Ce couteau !
Dur, le pain est dur, ce matin.
Je descends l’escalier pieds nus. Le carrelage est froid. J’enfile les mules qui se chamaillent sous la table basse.
Gestes quotidiens : le bol, la cuiller, l’eau dans la bouilloire. Température maximum. Parvenir au plus vite à 100°C.
Une pomme. Ce n’est pas un fruit de saison. C’est un fruit.
J’ouvre le tiroir — un tiroir, le geste est machinal, j’ai dit “gestes quotidiens” — je saisis un couteau.
Ce couteau ?
Je puis dire pour chaque objet de la maison et son origine et la date de son entrée chez nous. Ces couverts offerts pour telle occasion, cette cuiller en argent donnée par Mamée, cette chaise, ce tabouret — ce tabouret acheté à tel endroit, teinté, ciré, réparé, oublié, remisé, redécouvert, etc. — cette boîte, ce plat...
Ce couteau ?
Lame fine, manche de bois usé, rivets de laiton, fil approximatif.
Ni je l’ai acheté, ni trouvé, ni jamais il ne fut offert, ni prêté.
Un matin, il était là, dans le tiroir.
Épouse interrogée, les filles questionnées... rien, personne n’avait rien vu, rien senti... Le couteau était là.
Il pèle la pomme ; sa pointe est effilée, il évide avec précision le cœur de la demi-pomme que je tiens de la main gauche. Il coupe le pain, le fend ; le grille-pain s’occupe du reste.
Je passe la lame sous l’eau, l’essuie, range le couteau dans le tiroir... loge de droite... avec les autres couteaux.

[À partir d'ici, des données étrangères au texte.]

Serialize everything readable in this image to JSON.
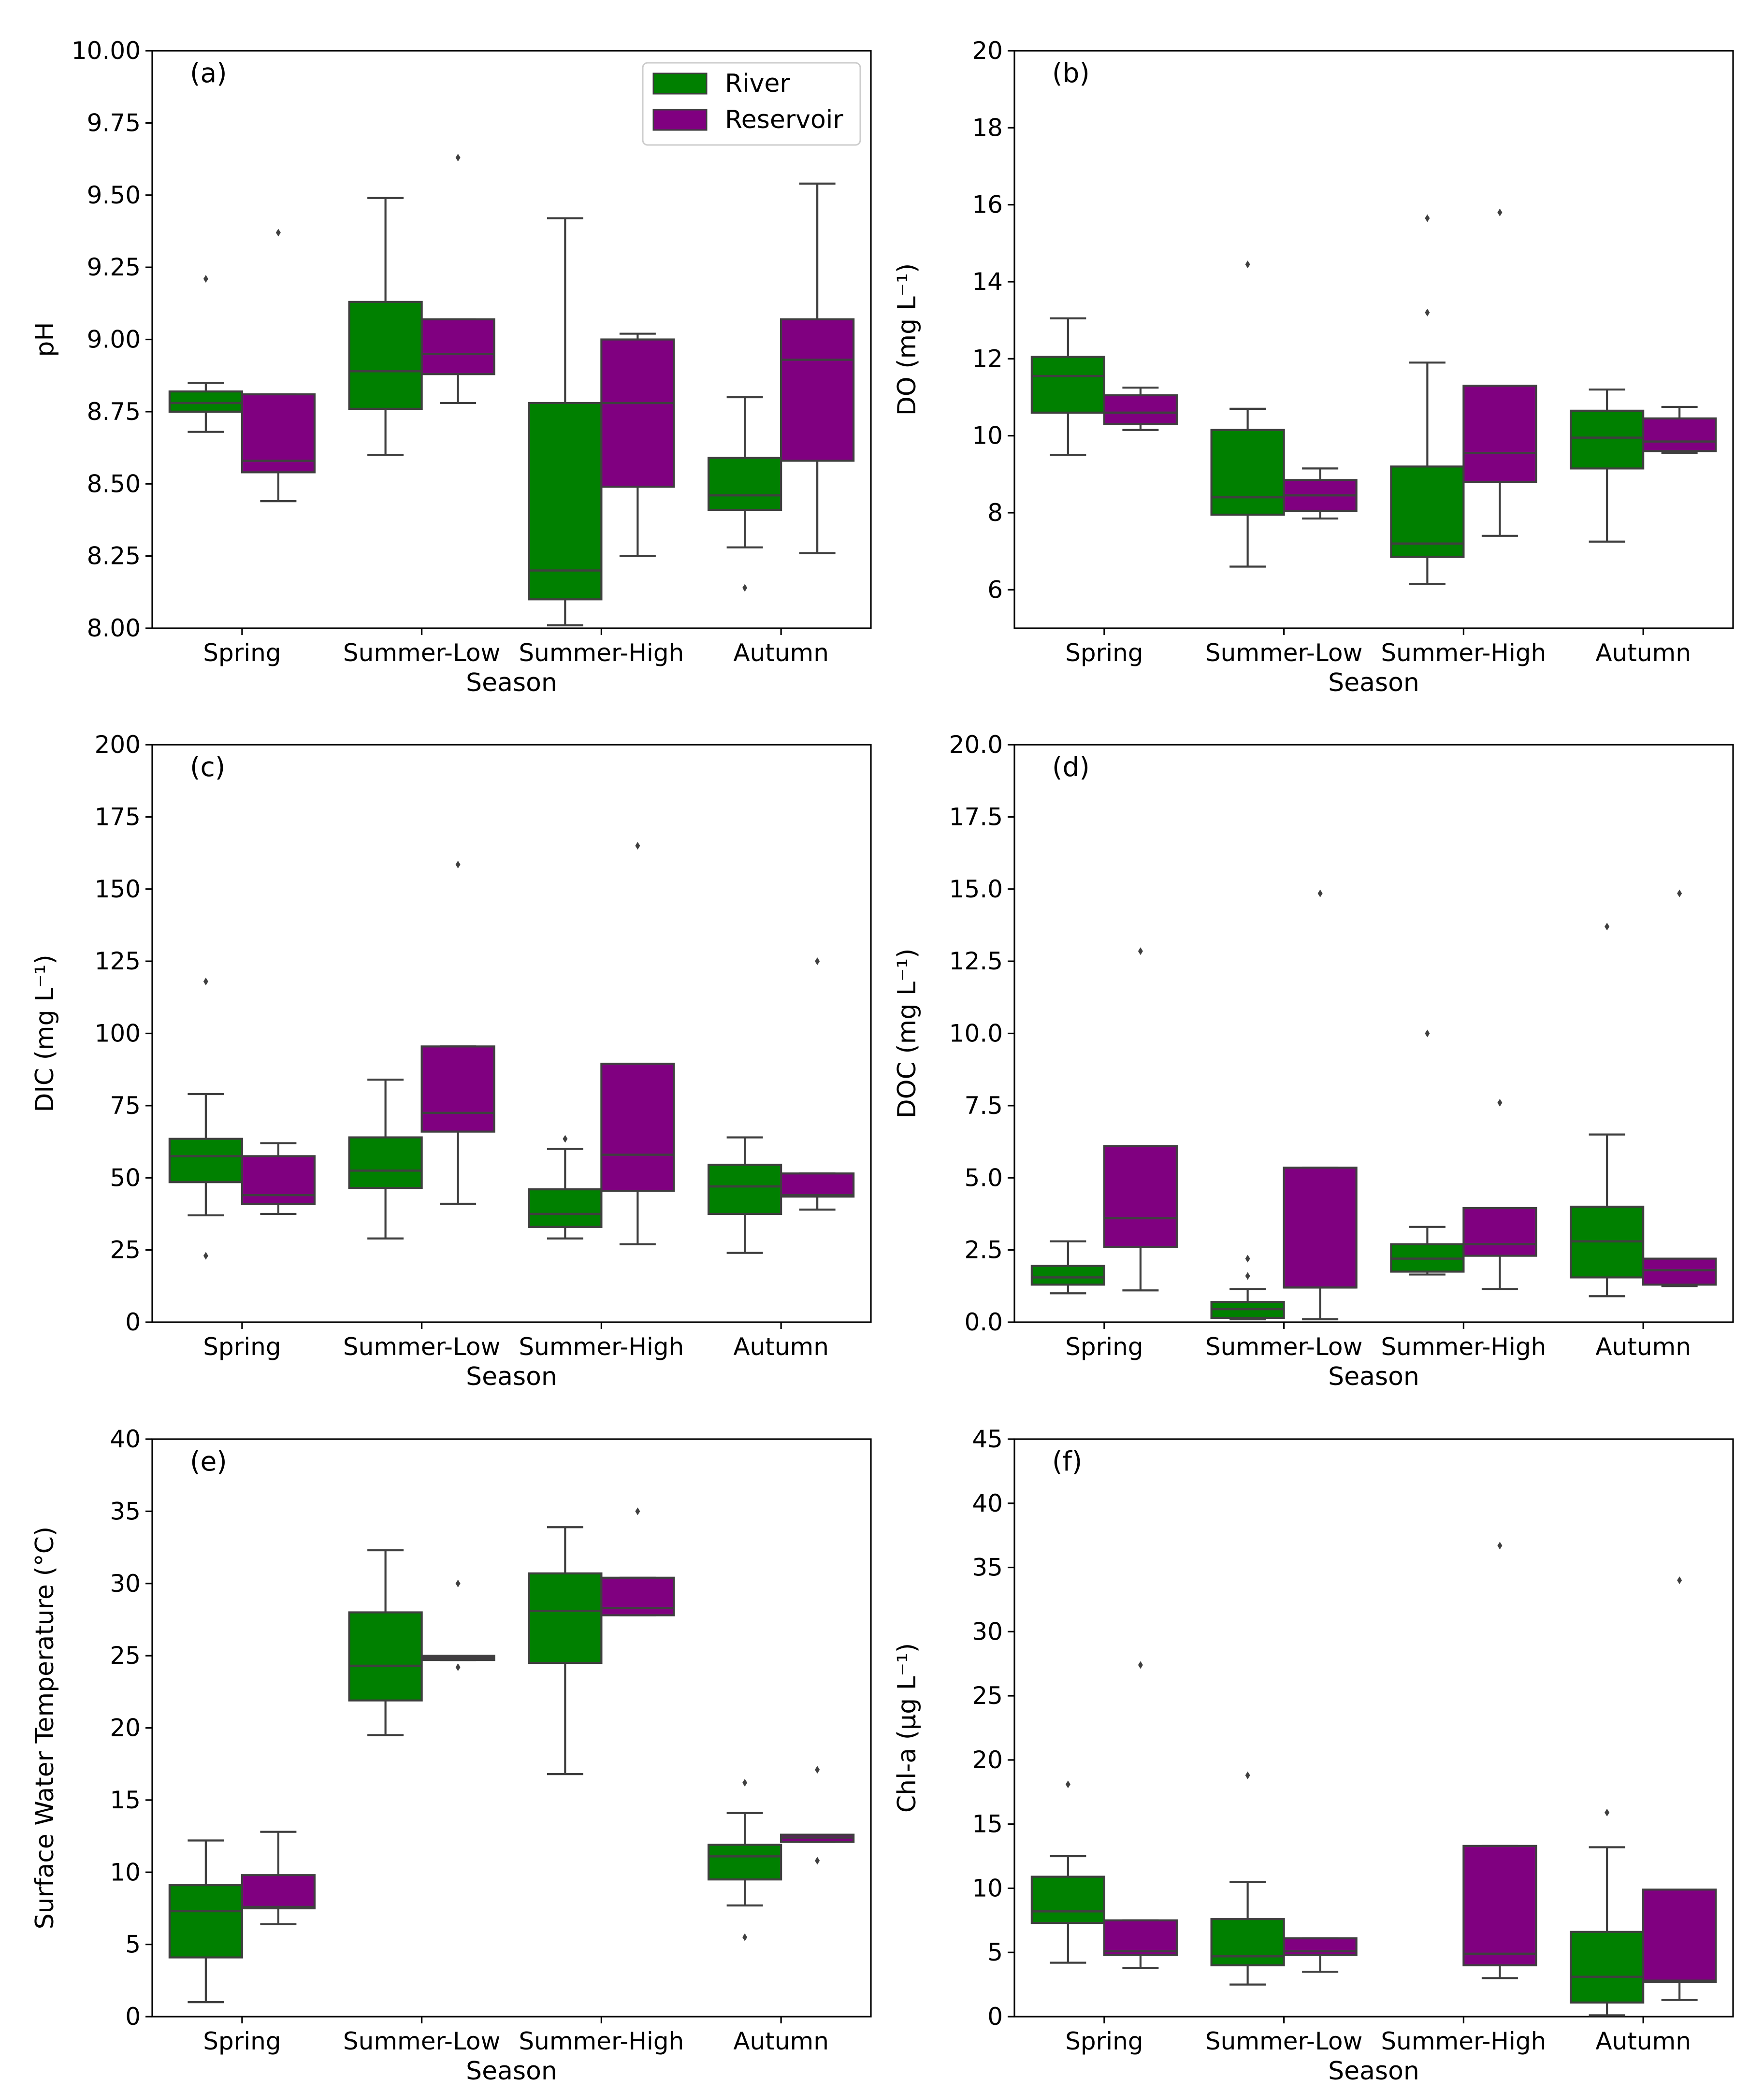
{
  "legend": {
    "items": [
      {
        "label": "River",
        "color": "#008000"
      },
      {
        "label": "Reservoir",
        "color": "#800080"
      }
    ]
  },
  "chart_data": [
    {
      "panel": "(a)",
      "type": "box",
      "xlabel": "Season",
      "ylabel": "pH",
      "ylim": [
        8.0,
        10.0
      ],
      "yticks": [
        "8.00",
        "8.25",
        "8.50",
        "8.75",
        "9.00",
        "9.25",
        "9.50",
        "9.75",
        "10.00"
      ],
      "categories": [
        "Spring",
        "Summer-Low",
        "Summer-High",
        "Autumn"
      ],
      "series": [
        {
          "name": "River",
          "boxes": [
            {
              "wlo": 8.68,
              "q1": 8.75,
              "med": 8.78,
              "q3": 8.82,
              "whi": 8.85,
              "fliers": [
                9.21
              ]
            },
            {
              "wlo": 8.6,
              "q1": 8.76,
              "med": 8.89,
              "q3": 9.13,
              "whi": 9.49,
              "fliers": []
            },
            {
              "wlo": 8.01,
              "q1": 8.1,
              "med": 8.2,
              "q3": 8.78,
              "whi": 9.42,
              "fliers": []
            },
            {
              "wlo": 8.28,
              "q1": 8.41,
              "med": 8.46,
              "q3": 8.59,
              "whi": 8.8,
              "fliers": [
                8.14
              ]
            }
          ]
        },
        {
          "name": "Reservoir",
          "boxes": [
            {
              "wlo": 8.44,
              "q1": 8.54,
              "med": 8.58,
              "q3": 8.81,
              "whi": 8.81,
              "fliers": [
                9.37
              ]
            },
            {
              "wlo": 8.78,
              "q1": 8.88,
              "med": 8.95,
              "q3": 9.07,
              "whi": 9.07,
              "fliers": [
                9.63
              ]
            },
            {
              "wlo": 8.25,
              "q1": 8.49,
              "med": 8.78,
              "q3": 9.0,
              "whi": 9.02,
              "fliers": []
            },
            {
              "wlo": 8.26,
              "q1": 8.58,
              "med": 8.93,
              "q3": 9.07,
              "whi": 9.54,
              "fliers": []
            }
          ]
        }
      ]
    },
    {
      "panel": "(b)",
      "type": "box",
      "xlabel": "Season",
      "ylabel": "DO (mg L⁻¹)",
      "ylim": [
        5,
        20
      ],
      "yticks": [
        "6",
        "8",
        "10",
        "12",
        "14",
        "16",
        "18",
        "20"
      ],
      "categories": [
        "Spring",
        "Summer-Low",
        "Summer-High",
        "Autumn"
      ],
      "series": [
        {
          "name": "River",
          "boxes": [
            {
              "wlo": 9.5,
              "q1": 10.6,
              "med": 11.55,
              "q3": 12.05,
              "whi": 13.05,
              "fliers": []
            },
            {
              "wlo": 6.6,
              "q1": 7.95,
              "med": 8.4,
              "q3": 10.15,
              "whi": 10.7,
              "fliers": [
                14.45
              ]
            },
            {
              "wlo": 6.15,
              "q1": 6.85,
              "med": 7.2,
              "q3": 9.2,
              "whi": 11.9,
              "fliers": [
                13.2,
                15.65
              ]
            },
            {
              "wlo": 7.25,
              "q1": 9.15,
              "med": 9.95,
              "q3": 10.65,
              "whi": 11.2,
              "fliers": []
            }
          ]
        },
        {
          "name": "Reservoir",
          "boxes": [
            {
              "wlo": 10.15,
              "q1": 10.3,
              "med": 10.6,
              "q3": 11.05,
              "whi": 11.25,
              "fliers": []
            },
            {
              "wlo": 7.85,
              "q1": 8.05,
              "med": 8.45,
              "q3": 8.85,
              "whi": 9.15,
              "fliers": []
            },
            {
              "wlo": 7.4,
              "q1": 8.8,
              "med": 9.55,
              "q3": 11.3,
              "whi": 11.3,
              "fliers": [
                15.8
              ]
            },
            {
              "wlo": 9.55,
              "q1": 9.6,
              "med": 9.85,
              "q3": 10.45,
              "whi": 10.75,
              "fliers": []
            }
          ]
        }
      ]
    },
    {
      "panel": "(c)",
      "type": "box",
      "xlabel": "Season",
      "ylabel": "DIC (mg L⁻¹)",
      "ylim": [
        0,
        200
      ],
      "yticks": [
        "0",
        "25",
        "50",
        "75",
        "100",
        "125",
        "150",
        "175",
        "200"
      ],
      "categories": [
        "Spring",
        "Summer-Low",
        "Summer-High",
        "Autumn"
      ],
      "series": [
        {
          "name": "River",
          "boxes": [
            {
              "wlo": 37,
              "q1": 48.5,
              "med": 57.5,
              "q3": 63.5,
              "whi": 79,
              "fliers": [
                23,
                118
              ]
            },
            {
              "wlo": 29,
              "q1": 46.5,
              "med": 52.5,
              "q3": 64,
              "whi": 84,
              "fliers": []
            },
            {
              "wlo": 29,
              "q1": 33,
              "med": 37.5,
              "q3": 46,
              "whi": 60,
              "fliers": [
                63.5
              ]
            },
            {
              "wlo": 24,
              "q1": 37.5,
              "med": 47,
              "q3": 54.5,
              "whi": 64,
              "fliers": []
            }
          ]
        },
        {
          "name": "Reservoir",
          "boxes": [
            {
              "wlo": 37.5,
              "q1": 41,
              "med": 44,
              "q3": 57.5,
              "whi": 62,
              "fliers": []
            },
            {
              "wlo": 41,
              "q1": 66,
              "med": 72.5,
              "q3": 95.5,
              "whi": 95.5,
              "fliers": [
                158.5
              ]
            },
            {
              "wlo": 27,
              "q1": 45.5,
              "med": 58,
              "q3": 89.5,
              "whi": 89.5,
              "fliers": [
                165
              ]
            },
            {
              "wlo": 39,
              "q1": 43.5,
              "med": 44,
              "q3": 51.5,
              "whi": 51.5,
              "fliers": [
                125
              ]
            }
          ]
        }
      ]
    },
    {
      "panel": "(d)",
      "type": "box",
      "xlabel": "Season",
      "ylabel": "DOC (mg L⁻¹)",
      "ylim": [
        0,
        20
      ],
      "yticks": [
        "0.0",
        "2.5",
        "5.0",
        "7.5",
        "10.0",
        "12.5",
        "15.0",
        "17.5",
        "20.0"
      ],
      "categories": [
        "Spring",
        "Summer-Low",
        "Summer-High",
        "Autumn"
      ],
      "series": [
        {
          "name": "River",
          "boxes": [
            {
              "wlo": 1.0,
              "q1": 1.3,
              "med": 1.55,
              "q3": 1.95,
              "whi": 2.8,
              "fliers": []
            },
            {
              "wlo": 0.1,
              "q1": 0.15,
              "med": 0.45,
              "q3": 0.7,
              "whi": 1.15,
              "fliers": [
                1.6,
                2.2
              ]
            },
            {
              "wlo": 1.65,
              "q1": 1.75,
              "med": 2.2,
              "q3": 2.7,
              "whi": 3.3,
              "fliers": [
                10.0
              ]
            },
            {
              "wlo": 0.9,
              "q1": 1.55,
              "med": 2.8,
              "q3": 4.0,
              "whi": 6.5,
              "fliers": [
                13.7
              ]
            }
          ]
        },
        {
          "name": "Reservoir",
          "boxes": [
            {
              "wlo": 1.1,
              "q1": 2.6,
              "med": 3.6,
              "q3": 6.1,
              "whi": 6.1,
              "fliers": [
                12.85
              ]
            },
            {
              "wlo": 0.1,
              "q1": 1.2,
              "med": 1.2,
              "q3": 5.35,
              "whi": 5.35,
              "fliers": [
                14.85
              ]
            },
            {
              "wlo": 1.15,
              "q1": 2.3,
              "med": 2.7,
              "q3": 3.95,
              "whi": 3.95,
              "fliers": [
                7.6
              ]
            },
            {
              "wlo": 1.25,
              "q1": 1.3,
              "med": 1.8,
              "q3": 2.2,
              "whi": 2.2,
              "fliers": [
                14.85
              ]
            }
          ]
        }
      ]
    },
    {
      "panel": "(e)",
      "type": "box",
      "xlabel": "Season",
      "ylabel": "Surface Water Temperature (°C)",
      "ylim": [
        0,
        40
      ],
      "yticks": [
        "0",
        "5",
        "10",
        "15",
        "20",
        "25",
        "30",
        "35",
        "40"
      ],
      "categories": [
        "Spring",
        "Summer-Low",
        "Summer-High",
        "Autumn"
      ],
      "series": [
        {
          "name": "River",
          "boxes": [
            {
              "wlo": 1.0,
              "q1": 4.1,
              "med": 7.3,
              "q3": 9.1,
              "whi": 12.2,
              "fliers": []
            },
            {
              "wlo": 19.5,
              "q1": 21.9,
              "med": 24.3,
              "q3": 28.0,
              "whi": 32.3,
              "fliers": []
            },
            {
              "wlo": 16.8,
              "q1": 24.5,
              "med": 28.1,
              "q3": 30.7,
              "whi": 33.9,
              "fliers": []
            },
            {
              "wlo": 7.7,
              "q1": 9.5,
              "med": 11.1,
              "q3": 11.9,
              "whi": 14.1,
              "fliers": [
                5.5,
                16.2
              ]
            }
          ]
        },
        {
          "name": "Reservoir",
          "boxes": [
            {
              "wlo": 6.4,
              "q1": 7.5,
              "med": 7.6,
              "q3": 9.8,
              "whi": 12.8,
              "fliers": []
            },
            {
              "wlo": 24.7,
              "q1": 24.7,
              "med": 24.85,
              "q3": 25.0,
              "whi": 25.0,
              "fliers": [
                24.2,
                30.0
              ]
            },
            {
              "wlo": 27.8,
              "q1": 27.8,
              "med": 28.3,
              "q3": 30.4,
              "whi": 30.4,
              "fliers": [
                35.0
              ]
            },
            {
              "wlo": 12.1,
              "q1": 12.1,
              "med": 12.4,
              "q3": 12.6,
              "whi": 12.6,
              "fliers": [
                10.8,
                17.1
              ]
            }
          ]
        }
      ]
    },
    {
      "panel": "(f)",
      "type": "box",
      "xlabel": "Season",
      "ylabel": "Chl-a (μg L⁻¹)",
      "ylim": [
        0,
        45
      ],
      "yticks": [
        "0",
        "5",
        "10",
        "15",
        "20",
        "25",
        "30",
        "35",
        "40",
        "45"
      ],
      "categories": [
        "Spring",
        "Summer-Low",
        "Summer-High",
        "Autumn"
      ],
      "series": [
        {
          "name": "River",
          "boxes": [
            {
              "wlo": 4.2,
              "q1": 7.3,
              "med": 8.2,
              "q3": 10.9,
              "whi": 12.5,
              "fliers": [
                18.1
              ]
            },
            {
              "wlo": 2.5,
              "q1": 4.0,
              "med": 4.7,
              "q3": 7.6,
              "whi": 10.5,
              "fliers": [
                18.8
              ]
            },
            null,
            {
              "wlo": 0.1,
              "q1": 1.1,
              "med": 3.1,
              "q3": 6.6,
              "whi": 13.2,
              "fliers": [
                15.9
              ]
            }
          ]
        },
        {
          "name": "Reservoir",
          "boxes": [
            {
              "wlo": 3.8,
              "q1": 4.8,
              "med": 5.1,
              "q3": 7.5,
              "whi": 7.5,
              "fliers": [
                27.4
              ]
            },
            {
              "wlo": 3.5,
              "q1": 4.8,
              "med": 5.1,
              "q3": 6.1,
              "whi": 6.1,
              "fliers": []
            },
            {
              "wlo": 3.0,
              "q1": 4.0,
              "med": 4.9,
              "q3": 13.3,
              "whi": 13.3,
              "fliers": [
                36.7
              ]
            },
            {
              "wlo": 1.3,
              "q1": 2.7,
              "med": 2.8,
              "q3": 9.9,
              "whi": 9.9,
              "fliers": [
                34.0
              ]
            }
          ]
        }
      ]
    }
  ]
}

Parfois, ma main, envoyée en aveugle, s’empare d’un joli inoxydable — ils sont quatre identiques — au manche synthétique noir et galbé. Parfois, pressé, je me satisfais du produit de ma pêche ; d’autres fois, comme ce matin, mon œil dirige mes doigts : c’est celui-ci qui pèlera mon fruit, lui qui s’est, un jour, matérialisé au fond du tiroir.
Le pain est dur. Je mange plus souvent du pain dur que du frais. C’est une légende la marche quotidienne vers les odeurs de la boulangerie. Je ne consomme le pain que sur prescription homéopathique, alors, forcément, une baguette... une baguette fait plusieurs jours.